Lalu plays cricket

A corner of the field will always be foreign to certain practitioners of the game! This is a shot of politico Lalu Yadav at a match played in the Moin-ul-Haq stadium in Patna yesterday. But then I notice the number of people standing behind the stumps, giving company to the wicketkeeper, and I begin to think that I have judged too quickly and wrongly. Look at the relaxed poses of the men behind the wicket. The brand new uniforms and gear. The jaunty cap. In ‘Trobriand Cricket’ we had learned of the islanders making the foreign sport a flamboyant part of their tribal life and even a part of the expression of their colonial history and freedom. Lalu’s cricket is no less complicated.
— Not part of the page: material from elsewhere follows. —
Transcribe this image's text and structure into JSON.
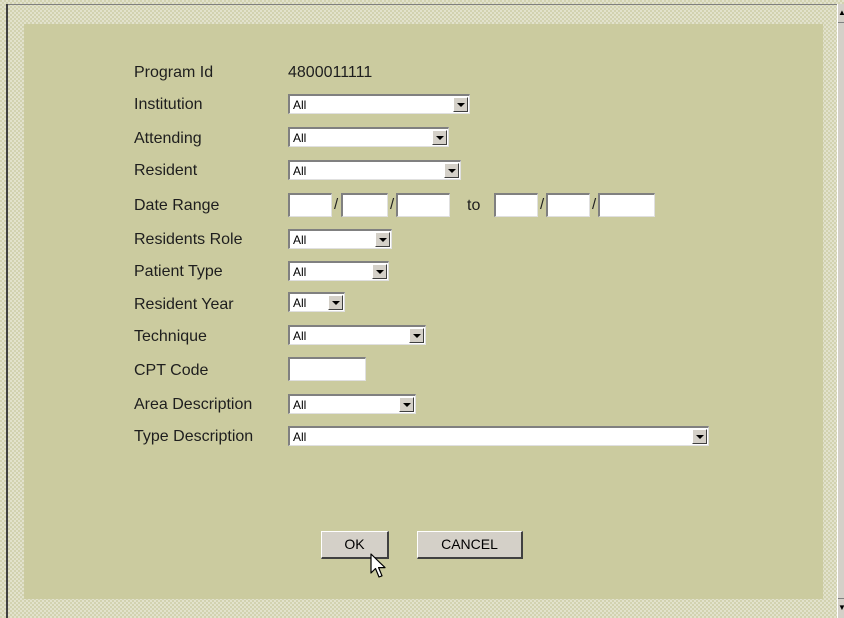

A sporting foray by a man who has recently taken a beating on other fields; he has also found a wonderful way to introduce his cricketer son to the world; he once again assumes, maybe even mocks, the role of the sahib; and how can I even guess what the event must have been like on the field, with its festive air of a part-bureaucratic, part-feudal tamasha? (At one point in this particular match, there were fifty-plus players on the field. Like Lalu’s illusory democracy, this was about the feeling of participation–real representation, actual play, and the rules of the game be damned.) This too is a part of the larger story of the cricket being transformed in the subcontinent and other corners of the world. It is comical, of course, but no less significant for that reason. Here are more photos from the event forwarded to me by my friend TV.
A thousand miles away the test match between India-Pakistan is to begin in a few hours in Karachi. India Uncut reports on the atmosphere in that city.

To quote the Black Eyed Peas to Lalu, “what you gon’ do with all that junk? All that junk inside your trunk?”